McGuireWoods partner John Fennebresque keeps photographs of friends and family on a credenza in his Charlotte, N.C., office. Among the snapshots of children and grandchildren sits a picture from a golf outing a few years ago, where Fennebresque stands next to former Bank of America Corporation CEO Kenneth Lewis and the bank's chief administrative officer, J. Steele Alphin.
Late last fall, when asked about his relationship with Lewis, Fennebresque paused briefly. After 35 years of living and working in Charlotte, the Long Island native has picked up the southern habit of thinking silently for a few seconds before replying to questions. "He's my friend, and I'm his lawyer," Fennebresque says.

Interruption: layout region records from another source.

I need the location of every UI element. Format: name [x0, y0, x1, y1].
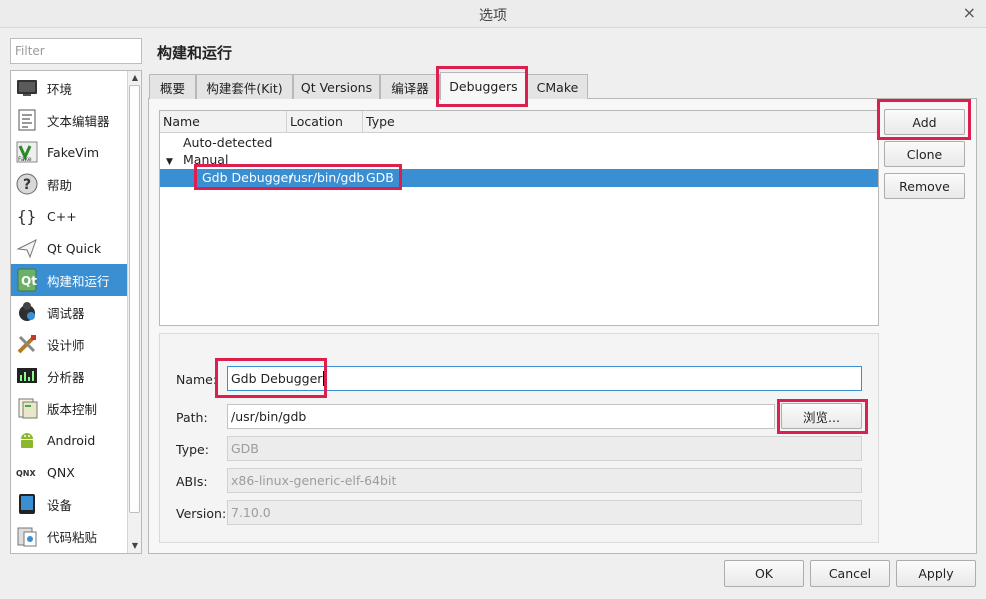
tab-kits[interactable]: 构建套件(Kit)	[196, 74, 293, 99]
sidebar-item-qt-quick[interactable]: Qt Quick	[11, 232, 128, 264]
sidebar-item-label: 文本编辑器	[47, 113, 110, 129]
sidebar-item-analyzer[interactable]: 分析器	[11, 360, 128, 392]
column-header-type[interactable]: Type	[363, 111, 878, 133]
code-paste-icon	[15, 524, 39, 548]
sidebar-item-help[interactable]: ? 帮助	[11, 168, 128, 200]
row-name: Gdb Debugger	[202, 170, 294, 185]
sidebar-scrollbar[interactable]: ▲ ▼	[127, 71, 141, 553]
analyzer-icon	[15, 364, 39, 388]
debugger-bug-icon	[15, 300, 39, 324]
sidebar-item-text-editor[interactable]: 文本编辑器	[11, 104, 128, 136]
name-label: Name:	[176, 372, 218, 387]
device-icon	[15, 492, 39, 516]
name-field[interactable]: Gdb Debugger	[227, 366, 862, 391]
sidebar-item-android[interactable]: Android	[11, 424, 128, 456]
android-icon	[15, 428, 39, 452]
qt-build-icon: Qt	[15, 268, 39, 292]
version-field: 7.10.0	[227, 500, 862, 525]
tree-group-manual[interactable]: ▼ Manual	[160, 151, 878, 169]
sidebar-item-label: Android	[47, 432, 96, 448]
qnx-icon: QNX	[15, 460, 39, 484]
tree-row-gdb-debugger[interactable]: Gdb Debugger /usr/bin/gdb GDB	[160, 169, 878, 187]
apply-button[interactable]: Apply	[896, 560, 976, 587]
window-title: 选项	[479, 8, 507, 24]
version-label: Version:	[176, 506, 227, 521]
browse-button[interactable]: 浏览...	[781, 403, 862, 429]
type-field: GDB	[227, 436, 862, 461]
tree-header: Name Location Type	[160, 111, 878, 133]
sidebar-item-code-paste[interactable]: 代码粘贴	[11, 520, 128, 552]
scroll-up-arrow-icon[interactable]: ▲	[128, 71, 141, 85]
tab-debuggers[interactable]: Debuggers	[440, 72, 527, 100]
tab-cmake[interactable]: CMake	[527, 74, 588, 99]
tab-qt-versions[interactable]: Qt Versions	[293, 74, 380, 99]
cancel-button[interactable]: Cancel	[810, 560, 890, 587]
sidebar-item-label: 版本控制	[47, 401, 98, 417]
sidebar-item-label: 调试器	[47, 305, 85, 321]
title-bar: 选项 ×	[0, 0, 986, 28]
row-location: /usr/bin/gdb	[289, 170, 365, 185]
tab-overview[interactable]: 概要	[149, 74, 196, 99]
sidebar-item-label: Qt Quick	[47, 240, 102, 256]
sidebar-item-label: 代码粘贴	[47, 529, 98, 545]
page-title: 构建和运行	[157, 44, 233, 62]
category-list: 环境 文本编辑器 Fake FakeVim ? 帮助 {} C++ Qt Qui…	[10, 70, 142, 554]
sidebar-item-label: C++	[47, 208, 77, 224]
svg-text:QNX: QNX	[16, 469, 36, 478]
fakevim-icon: Fake	[15, 140, 39, 164]
sidebar-item-label: 环境	[47, 81, 73, 97]
abis-label: ABIs:	[176, 474, 208, 489]
sidebar-item-fakevim[interactable]: Fake FakeVim	[11, 136, 128, 168]
sidebar-item-qnx[interactable]: QNX QNX	[11, 456, 128, 488]
help-icon: ?	[15, 172, 39, 196]
sidebar-item-label: 构建和运行	[47, 273, 110, 289]
sidebar-item-designer[interactable]: 设计师	[11, 328, 128, 360]
sidebar-item-debugger[interactable]: 调试器	[11, 296, 128, 328]
svg-text:?: ?	[23, 177, 31, 193]
path-field[interactable]: /usr/bin/gdb	[227, 404, 775, 429]
sidebar-item-devices[interactable]: 设备	[11, 488, 128, 520]
sidebar-item-label: FakeVim	[47, 144, 100, 160]
sidebar-item-label: 设计师	[47, 337, 85, 353]
svg-text:{}: {}	[17, 207, 36, 226]
designer-tools-icon	[15, 332, 39, 356]
remove-button[interactable]: Remove	[884, 173, 965, 199]
scrollbar-thumb[interactable]	[129, 85, 140, 513]
sidebar-item-environment[interactable]: 环境	[11, 72, 128, 104]
clone-button[interactable]: Clone	[884, 141, 965, 167]
version-control-icon	[15, 396, 39, 420]
tree-group-auto-detected[interactable]: Auto-detected	[160, 134, 878, 152]
sidebar-item-version-control[interactable]: 版本控制	[11, 392, 128, 424]
text-caret	[323, 371, 325, 386]
scroll-down-arrow-icon[interactable]: ▼	[128, 539, 141, 553]
sidebar-item-label: 设备	[47, 497, 73, 513]
name-field-value: Gdb Debugger	[231, 371, 323, 386]
paper-plane-icon	[15, 236, 39, 260]
ok-button[interactable]: OK	[724, 560, 804, 587]
group-label: Auto-detected	[183, 135, 273, 150]
add-button[interactable]: Add	[884, 109, 965, 135]
sidebar-item-build-run[interactable]: Qt 构建和运行	[11, 264, 128, 296]
group-label: Manual	[183, 152, 229, 167]
path-label: Path:	[176, 410, 208, 425]
row-type: GDB	[366, 170, 394, 185]
sidebar-item-label: QNX	[47, 464, 75, 480]
close-icon[interactable]: ×	[963, 3, 976, 22]
filter-input[interactable]	[10, 38, 142, 64]
svg-text:Qt: Qt	[21, 274, 37, 288]
column-header-name[interactable]: Name	[160, 111, 287, 133]
debugger-tree[interactable]: Name Location Type Auto-detected ▼ Manual…	[159, 110, 879, 326]
sidebar-item-label: 分析器	[47, 369, 85, 385]
text-document-icon	[15, 108, 39, 132]
sidebar-item-label: 帮助	[47, 177, 73, 193]
cpp-braces-icon: {}	[15, 204, 39, 228]
svg-text:Fake: Fake	[18, 156, 32, 163]
abis-field: x86-linux-generic-elf-64bit	[227, 468, 862, 493]
monitor-icon	[15, 76, 39, 100]
type-label: Type:	[176, 442, 209, 457]
tab-compilers[interactable]: 编译器	[380, 74, 440, 99]
column-header-location[interactable]: Location	[287, 111, 363, 133]
sidebar-item-cpp[interactable]: {} C++	[11, 200, 128, 232]
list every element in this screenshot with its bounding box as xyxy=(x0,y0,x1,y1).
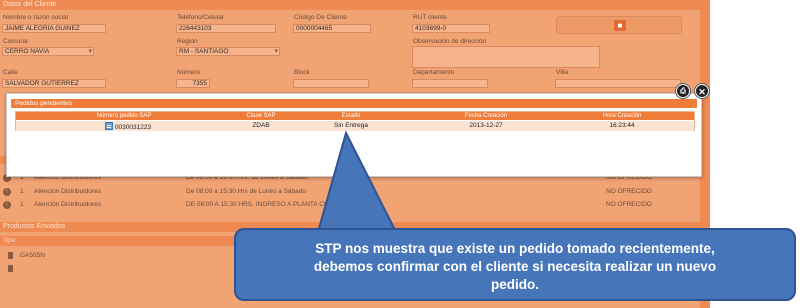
callout-seam xyxy=(322,231,392,240)
callout-tail-cover xyxy=(322,231,392,240)
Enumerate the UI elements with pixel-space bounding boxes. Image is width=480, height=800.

For many Charlotte lawyers, friendship and business are intertwined. Attorneys live and work in close proximity to their clients. They belong to the same country clubs. Their kids go to the same schools. They've lived through the town's meteoric rise over the past 30 years, and now they're weathering the recession alongside one another. Fennebresque has known Lewis since the seventies, when they worked on basic lending deals together. And watching BofA's troubles -- litigation woes after the shotgun merger with Merrill Lynch & Co., Inc.; a congressional inquiry; difficulty in picking a successor to Lewis -- hasn't been easy. "Our relationship with the bank goes way beyond John Fennebresque and Ken Lewis," Fennebresque explains. "We have relationships that are both personal and institutional."
Before the market meltdown in the fall of 2008, Charlotte, the nation's second-largest financial services hub, was headquarters to the largest and third-largest banks in the United States measured by deposits -- Bank of America and Wachovia Corp. But in the last 18 months, the banks that used to be the biggest exclamation points in a booming regional economy became Charlotte's biggest question marks. Wachovia's purchase by San Francisco-based Wells Fargo & Co. has moved the seat of power for the region's largest employer outside Charlotte, and Bank of America's problems are national news.
As the banks go, so go their law firms.